Ça fait longtemps que j’y pense sans jamais oser sauter le pas, sans vraiment vouloir prendre le temps.
Je suis qui, moi, pour écrire un livre ? En quoi mon histoire peut-elle avoir de l’intérêt ? Après tout, tout le monde vit des histoires gaies, des moins gaies, des traumatismes, des changements.
Et à quoi cela va servir ? N’est-ce pas totalement narcissique comme démarche ?
J’ai essayé de répondre à ces questions et j’en suis arrivée à la conclusion que ce besoin d’écrire, qui me trotte dans la tête depuis des années, aujourd’hui j’ai juste envie d’y répondre.
Elle va bien rigoler ma copine Ch, elle qui a été le témoin de mon incroyable incapacité à lire durant toute ma vie scolaire et au-delà.
Et oui, me voilà maintenant à aligner des mots pour faire lire les autres ou du moins mes proches curieux et mes enfants.

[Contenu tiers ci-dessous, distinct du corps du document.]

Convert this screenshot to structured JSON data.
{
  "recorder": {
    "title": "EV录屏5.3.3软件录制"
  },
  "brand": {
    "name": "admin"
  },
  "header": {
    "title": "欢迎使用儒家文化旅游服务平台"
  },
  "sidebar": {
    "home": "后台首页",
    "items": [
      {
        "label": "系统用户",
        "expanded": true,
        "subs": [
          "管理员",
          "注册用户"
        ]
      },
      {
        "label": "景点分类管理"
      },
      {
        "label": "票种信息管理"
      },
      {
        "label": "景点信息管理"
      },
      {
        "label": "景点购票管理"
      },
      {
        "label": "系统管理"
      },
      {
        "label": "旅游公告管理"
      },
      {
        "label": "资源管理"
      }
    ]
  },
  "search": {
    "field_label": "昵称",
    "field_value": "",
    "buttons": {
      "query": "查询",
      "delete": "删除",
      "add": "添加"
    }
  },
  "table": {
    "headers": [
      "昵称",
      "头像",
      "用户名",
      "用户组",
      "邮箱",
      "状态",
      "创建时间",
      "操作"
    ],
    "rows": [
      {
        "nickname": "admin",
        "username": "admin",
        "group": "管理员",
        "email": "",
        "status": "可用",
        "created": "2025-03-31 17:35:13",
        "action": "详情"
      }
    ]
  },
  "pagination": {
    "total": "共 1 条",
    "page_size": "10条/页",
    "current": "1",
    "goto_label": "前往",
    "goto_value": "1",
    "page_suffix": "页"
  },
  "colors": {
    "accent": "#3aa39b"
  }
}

Je l’écris aussi en hommage à mes parents et j’envoie plein de remerciements à ceux et celles qui ont toujours été là pour moi et qui le sont encore aujourd’hui, physiquement ou juste dans moncœur.
Je suis une personne introvertie (je l’ai compris il n’y a pas longtemps) et il reste encore des choses que je n’ai jamais osé dire. Certains passages peuvent choquer de par leur véracité, une véracité dont je n’ai pas toujours eu le courage de faire preuve.
Ce livre est une autobiographie que j’ai volontairement orientée au travers de ma relation paternelle et en second plan maternelle. Évidemment beaucoup de sujets ne sont pas traités, des sujets qui, pourquoi pas, feront l’objet de prochains livres, si ce premier opus ne m’en a pas découragée.
Ceci est mon histoire, celle que ma mémoire me restitue au fil des ans qui passent. Les personnes et personnages de cette histoire sont ceux de mon souvenir et de mon prisme, avec la déformation qui est la mienne.
En aucun cas, si des personnes se reconnaissent ou reconnaissent des gens de leur entourage, je ne veux déformer la réalité de leurs vécus ou de leurs ressentis. Chacun a droit à sa lecture et à sa romance.
Je suis une petite fille du Sud de la France, chez les catalans comme ils aiment le dire là-bas, c’est là-bas que je suis née.
J’ai onze mois tout pile quand John Lennon se fait assassiner (ça c’est juste pour ne pas vous donner la date exacte et pour penser à lui par la même occasion).
Je vis dans un lotissement récent, aux prémices des cités que l’on connaît aujourd’hui. Mon immeuble, je le reconnais du haut de mes quatre ou cinq ans grâce aux balcons couleur vert pomme flashy. Rattaché aux autres immeubles, ils bordent une rambla rouge de petits graviers où déambulent les vieux.
J’adore regarder dehors, les yeux dans le vide et je rêve que je suis dans une destination tropicale. Les palmiers présents partout sur les ronds-points et les trottoirs m’ont toujours fait croire que je vivais dans un pays exotique, sur une sorte d’île magnifique où beaucoup rêvent d’aller.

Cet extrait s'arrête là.